An article on Gazette.Net reports, according to climate scientists and a number of state officials, the events of the past two weeks are consistent with what Maryland faces as a result of climate change.
“Fires, drought, more extreme weather events — this is what it looks like,” Zoe Johnson, program manager for climate policy in the Office for a Sustainable Future with the Maryland Department of Natural Resources, told the Gazette. The recent heat wave “shows us ways we’re vulnerable now.”
She also said the recent extended heat wave has demonstrated other issues that climate change will bring to the area.
Washington, D.C.’s 11-day heat wave ranked as the most intense in 141 years of records, according to The Washington Post.
The hottest day was July 7 with a record high of 105 degrees Fahrenheit, which is tied for second just behind the record set in July of 1930 at 106 degrees Fahrenheit.
Although climate scientists say there are too many variables to say with certainty that the current weather directly is related to global warming, the numerous days of extreme temperatures in Maryland and other parts of the country, as well as the drought and wildfires in the West, are all consistent with the effects of gradually warming temperatures from climate change.

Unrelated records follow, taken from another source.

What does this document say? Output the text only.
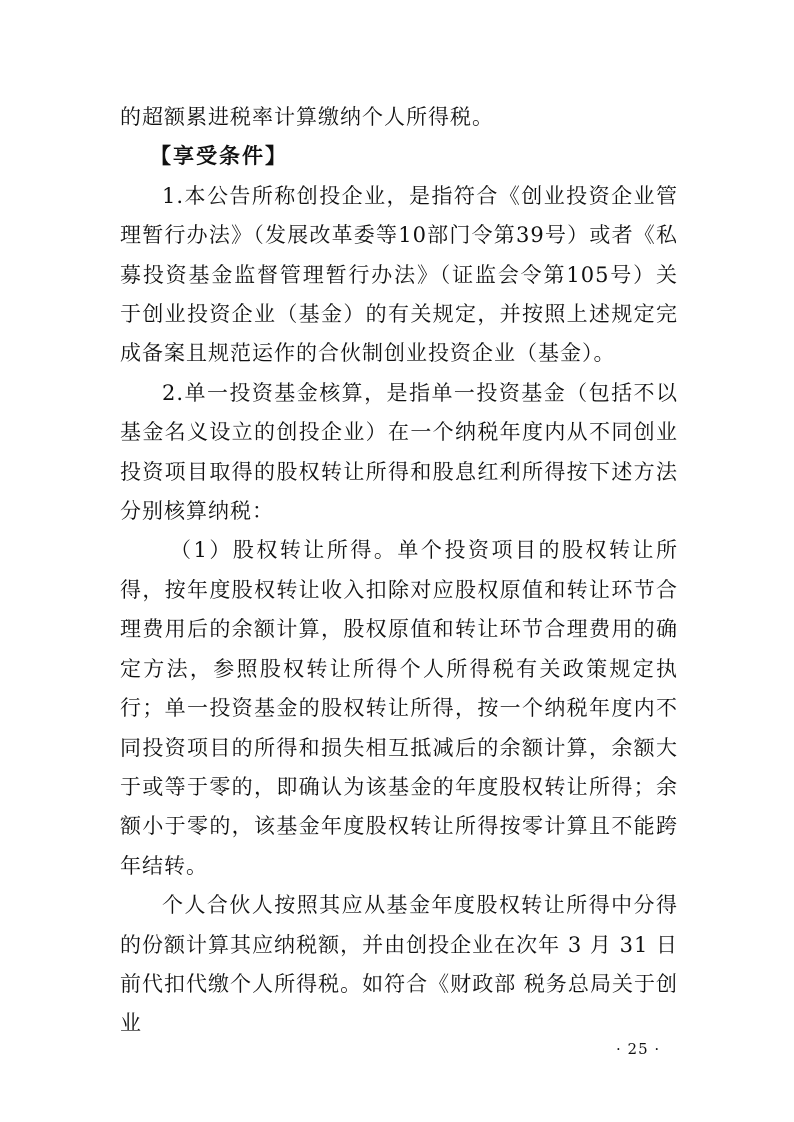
的超额累进税率计算缴纳个人所得税。

【享受条件】

1.本公告所称创投企业，是指符合《创业投资企业管理暂行办法》（发展改革委等10部门令第39号）或者《私募投资基金监督管理暂行办法》（证监会令第105号）关于创业投资企业（基金）的有关规定，并按照上述规定完成备案且规范运作的合伙制创业投资企业（基金）。

2.单一投资基金核算，是指单一投资基金（包括不以基金名义设立的创投企业）在一个纳税年度内从不同创业投资项目取得的股权转让所得和股息红利所得按下述方法分别核算纳税：

（1）股权转让所得。单个投资项目的股权转让所得，按年度股权转让收入扣除对应股权原值和转让环节合理费用后的余额计算，股权原值和转让环节合理费用的确定方法，参照股权转让所得个人所得税有关政策规定执行；单一投资基金的股权转让所得，按一个纳税年度内不同投资项目的所得和损失相互抵减后的余额计算，余额大于或等于零的，即确认为该基金的年度股权转让所得；余额小于零的，该基金年度股权转让所得按零计算且不能跨年结转。

个人合伙人按照其应从基金年度股权转让所得中分得的份额计算其应纳税额，并由创投企业在次年 3 月 31 日前代扣代缴个人所得税。如符合《财政部 税务总局关于创业

· 25 ·
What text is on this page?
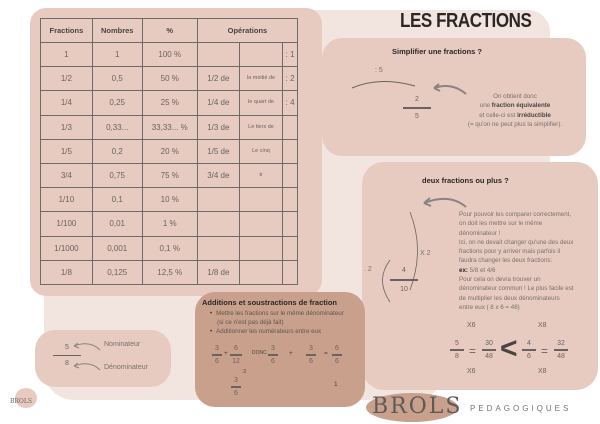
Fractions	Nombres	%	Opérations		
1	1	100 %			: 1
1/2	0,5	50 %	1/2 de	la moitié de	: 2
1/4	0,25	25 %	1/4 de	le quart de	: 4
1/3	0,33...	33,33... %	1/3 de	Le tiers de	
1/5	0,2	20 %	1/5 de	Le cinq	
3/4	0,75	75 %	3/4 de	tr	
1/10	0,1	10 %			
1/100	0,01	1 %			
1/1000	0,001	0,1 %			
1/8	0,125	12,5 %	1/8 de		
LES FRACTIONS
Simplifier une fractions ?
: 5
2
5
On obtient donc
une fraction équivalente
et celle-ci est irréductible
(= qu'on ne peut plus la simplifier).
deux fractions ou plus ?
Pour pouvoir les comparer correctement,
on doit les mettre sur le même
dénominateur !
Ici, on ne devait changer qu'une des deux
fractions pour y arriver mais parfois il
faudra changer les deux fractions:
ex: 5/8 et 4/6
Pour cela on devra trouver un
dénominateur commun ! Le plus facile est
de multiplier les deux dénominateurs
entre eux ( 8 x 6 = 48)
. 2
X 2
4
10
X6
X6
5
8 =
30
48 <
X8
X8
4
6 =
32
48
5
8
Nominateur
Dénominateur
Additions et soustractions de fraction
• Mettre les fractions sur le même dénominateur
(si ce n'est pas déjà fait)
• Additionner les numérateurs entre eux
3
6
+
6
12
:2
3
6
DONC
3
6
+
3
6
=
6
6
1
BROLS PEDAGOGIQUES
BROLS
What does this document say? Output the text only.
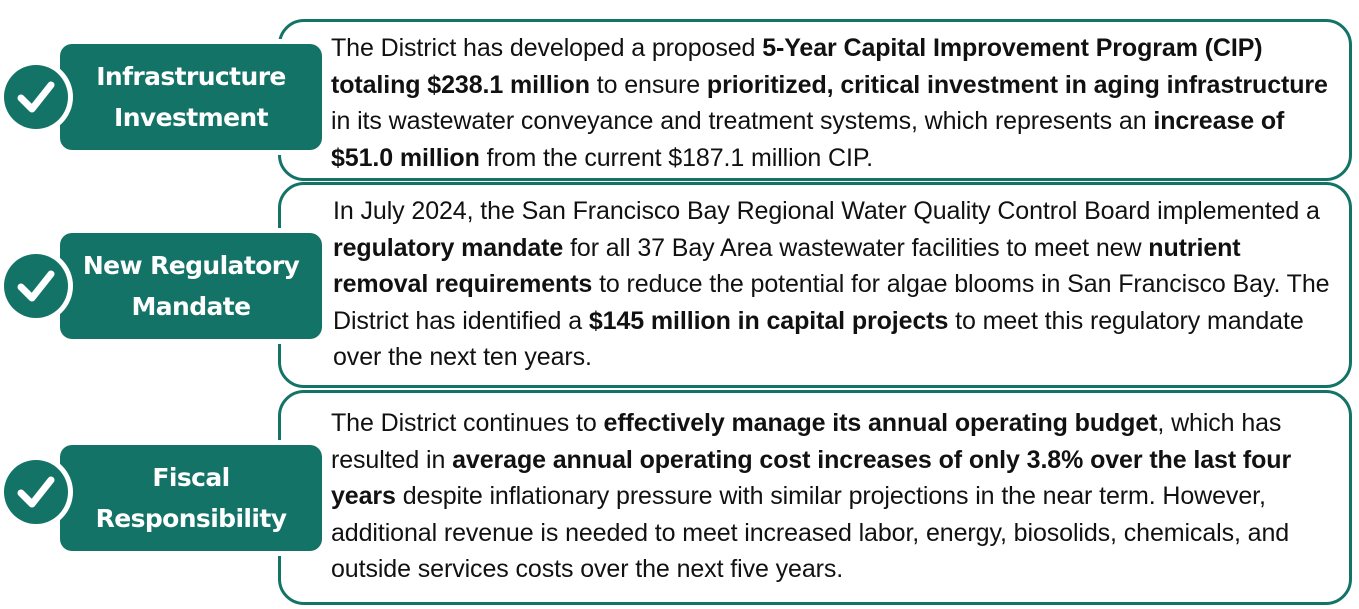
The District has developed a proposed 5-Year Capital Improvement Program (CIP) totaling $238.1 million to ensure prioritized, critical investment in aging infrastructure in its wastewater conveyance and treatment systems, which represents an increase of $51.0 million from the current $187.1 million CIP.
Infrastructure
Investment
In July 2024, the San Francisco Bay Regional Water Quality Control Board implemented a regulatory mandate for all 37 Bay Area wastewater facilities to meet new nutrient removal requirements to reduce the potential for algae blooms in San Francisco Bay. The District has identified a $145 million in capital projects to meet this regulatory mandate over the next ten years.
New Regulatory
Mandate
The District continues to effectively manage its annual operating budget, which has resulted in average annual operating cost increases of only 3.8% over the last four years despite inflationary pressure with similar projections in the near term. However, additional revenue is needed to meet increased labor, energy, biosolids, chemicals, and outside services costs over the next five years.
Fiscal
Responsibility
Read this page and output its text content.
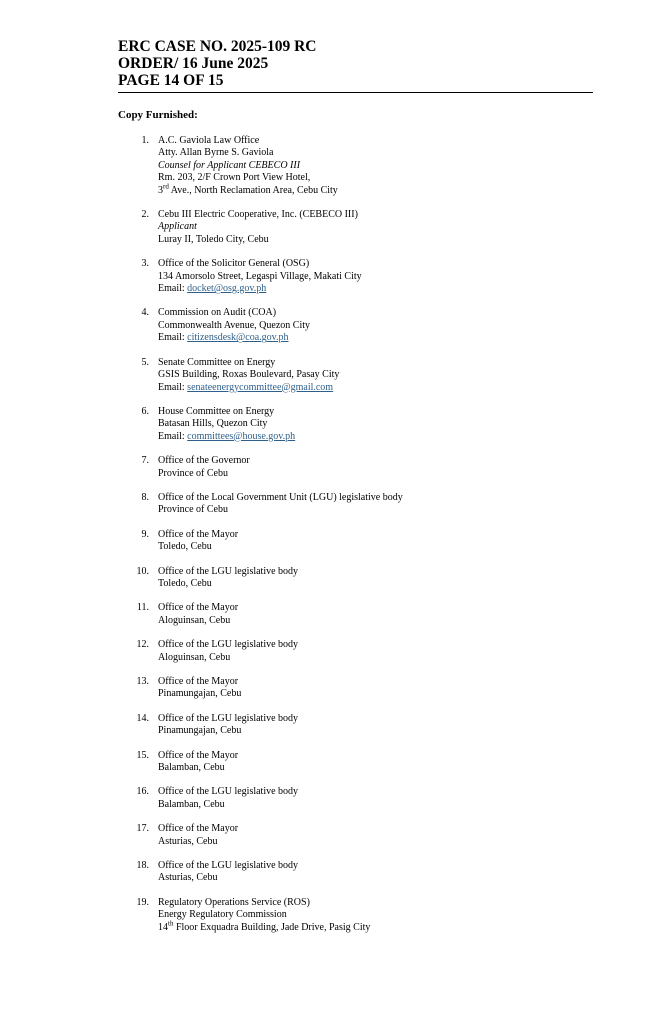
ERC CASE NO. 2025-109 RC
ORDER/ 16 June 2025
PAGE 14 OF 15
Copy Furnished:
1. A.C. Gaviola Law Office
Atty. Allan Byrne S. Gaviola
Counsel for Applicant CEBECO III
Rm. 203, 2/F Crown Port View Hotel,
3rd Ave., North Reclamation Area, Cebu City
2. Cebu III Electric Cooperative, Inc. (CEBECO III)
Applicant
Luray II, Toledo City, Cebu
3. Office of the Solicitor General (OSG)
134 Amorsolo Street, Legaspi Village, Makati City
Email: docket@osg.gov.ph
4. Commission on Audit (COA)
Commonwealth Avenue, Quezon City
Email: citizensdesk@coa.gov.ph
5. Senate Committee on Energy
GSIS Building, Roxas Boulevard, Pasay City
Email: senateenergycommittee@gmail.com
6. House Committee on Energy
Batasan Hills, Quezon City
Email: committees@house.gov.ph
7. Office of the Governor
Province of Cebu
8. Office of the Local Government Unit (LGU) legislative body
Province of Cebu
9. Office of the Mayor
Toledo, Cebu
10. Office of the LGU legislative body
Toledo, Cebu
11. Office of the Mayor
Aloguinsan, Cebu
12. Office of the LGU legislative body
Aloguinsan, Cebu
13. Office of the Mayor
Pinamungajan, Cebu
14. Office of the LGU legislative body
Pinamungajan, Cebu
15. Office of the Mayor
Balamban, Cebu
16. Office of the LGU legislative body
Balamban, Cebu
17. Office of the Mayor
Asturias, Cebu
18. Office of the LGU legislative body
Asturias, Cebu
19. Regulatory Operations Service (ROS)
Energy Regulatory Commission
14th Floor Exquadra Building, Jade Drive, Pasig City
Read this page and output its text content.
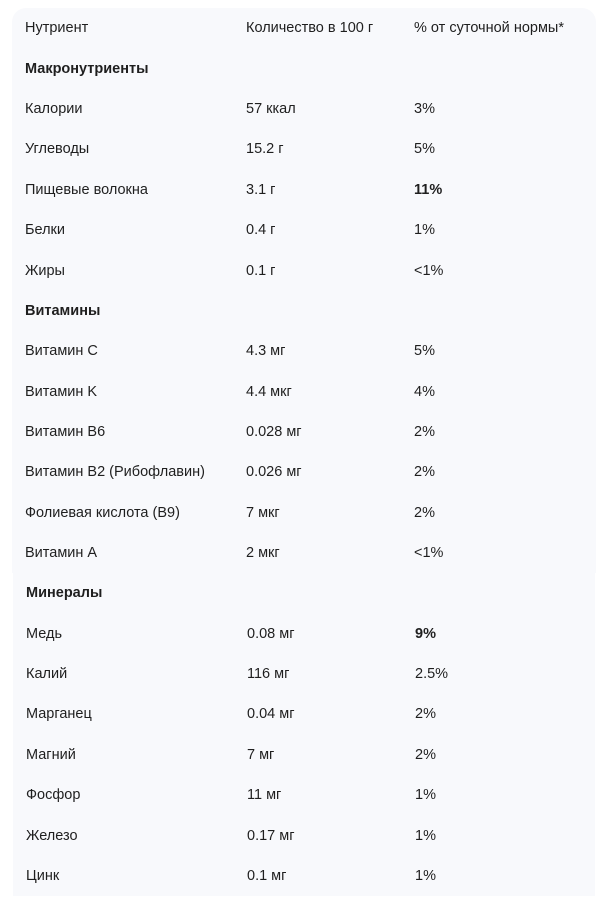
Нутриент	Количество в 100 г	% от суточной нормы*
Макронутриенты
Калории	57 ккал	3%
Углеводы	15.2 г	5%
Пищевые волокна	3.1 г	11%
Белки	0.4 г	1%
Жиры	0.1 г	<1%
Витамины
Витамин C	4.3 мг	5%
Витамин K	4.4 мкг	4%
Витамин B6	0.028 мг	2%
Витамин B2 (Рибофлавин)	0.026 мг	2%
Фолиевая кислота (B9)	7 мкг	2%
Витамин A	2 мкг	<1%
Минералы
Медь	0.08 мг	9%
Калий	116 мг	2.5%
Марганец	0.04 мг	2%
Магний	7 мг	2%
Фосфор	11 мг	1%
Железо	0.17 мг	1%
Цинк	0.1 мг	1%
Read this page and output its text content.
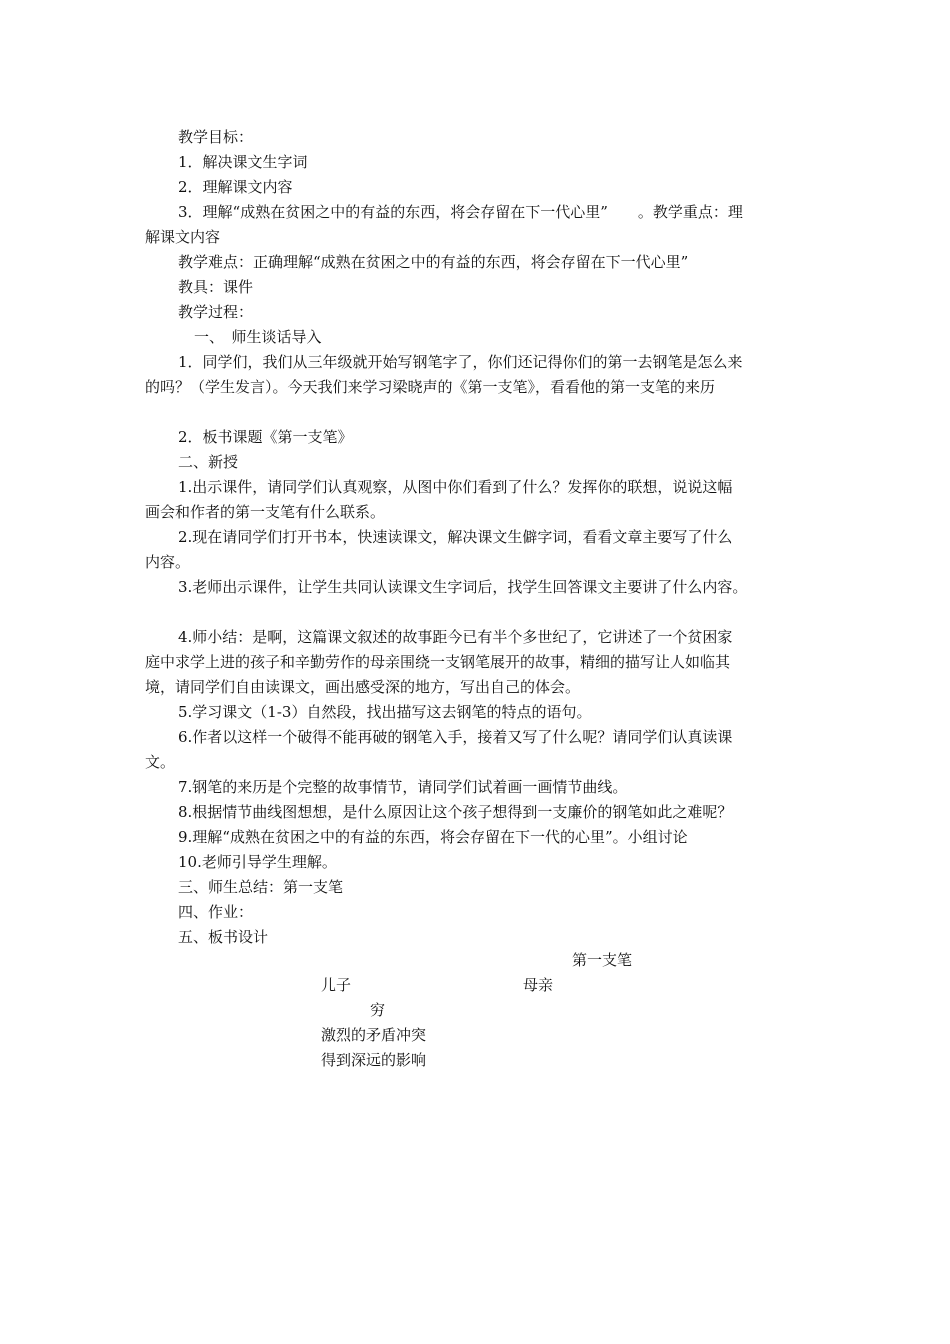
教学目标：
1．解决课文生字词
2．理解课文内容
3．理解“成熟在贫困之中的有益的东西，将会存留在下一代心里”　　。教学重点：理
解课文内容
教学难点：正确理解“成熟在贫困之中的有益的东西，将会存留在下一代心里”
教具：课件
教学过程：
一、　师生谈话导入
1．同学们，我们从三年级就开始写钢笔字了，你们还记得你们的第一去钢笔是怎么来
的吗？（学生发言）。今天我们来学习梁晓声的《第一支笔》，看看他的第一支笔的来历
2．板书课题《第一支笔》
二、新授
1.出示课件，请同学们认真观察，从图中你们看到了什么？发挥你的联想，说说这幅
画会和作者的第一支笔有什么联系。
2.现在请同学们打开书本，快速读课文，解决课文生僻字词，看看文章主要写了什么
内容。
3.老师出示课件，让学生共同认读课文生字词后，找学生回答课文主要讲了什么内容。
4.师小结：是啊，这篇课文叙述的故事距今已有半个多世纪了，它讲述了一个贫困家
庭中求学上进的孩子和辛勤劳作的母亲围绕一支钢笔展开的故事，精细的描写让人如临其
境，请同学们自由读课文，画出感受深的地方，写出自己的体会。
5.学习课文（1-3）自然段，找出描写这去钢笔的特点的语句。
6.作者以这样一个破得不能再破的钢笔入手，接着又写了什么呢？请同学们认真读课
文。
7.钢笔的来历是个完整的故事情节，请同学们试着画一画情节曲线。
8.根据情节曲线图想想，是什么原因让这个孩子想得到一支廉价的钢笔如此之难呢？
9.理解“成熟在贫困之中的有益的东西，将会存留在下一代的心里”。小组讨论
10.老师引导学生理解。
三、师生总结：第一支笔
四、作业：
五、板书设计
第一支笔
儿子	母亲
穷
激烈的矛盾冲突
得到深远的影响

“You can’t point to one individual event and say that’s a result of climate change,” ESSIC Director Dr. Antonio Busalacchi told the Gazette. “What you can say with extreme confidence is this is what it will look like in the future.”
The forecast models for climate change, he said, consistently have predicted there would be more extremes in temperatures and storm events.
Although there are some who doubt the validity that climate change is the result of human-related activities, Busalacchi said the scientific consensus is overwhelmingly in agreement that it is.
“There are those who deny it because they don’t want to believe it. It becomes a matter of ideology because the facts get in the way,” Busalacchi said. “There are legitimate policy issues about what to do, but my job is to state what we know and what we don’t know.”
Regardless of belief in climate change validity, Johnson and Busalacchi both said Maryland needs to take steps to adapt to the changes the state is facing.
One step the state should take in the short term to adapt to climate change is to require utilities to bury power lines, according to Busalacchi.
Johnson said other changes need to be looked at as well.
“The state needs to reconsider road-building materials so it can avoid a repeat of the wide buckling of U.S. 50, which occurred after several days of “heat-upon-heat,” Johnson told the Gazette.
A kink on Metro’s Green Line that caused a train derailment in Hyattsville on July 6 was seen as a result of climate change. Other cracks have been found in the rails, according to the Gazette.
CICS Director Dr. Phillip Arkin told the Gazette, as for climate change deniers, “If you have a firm belief that global warming isn’t occurring, then facts are irrelevant to you.”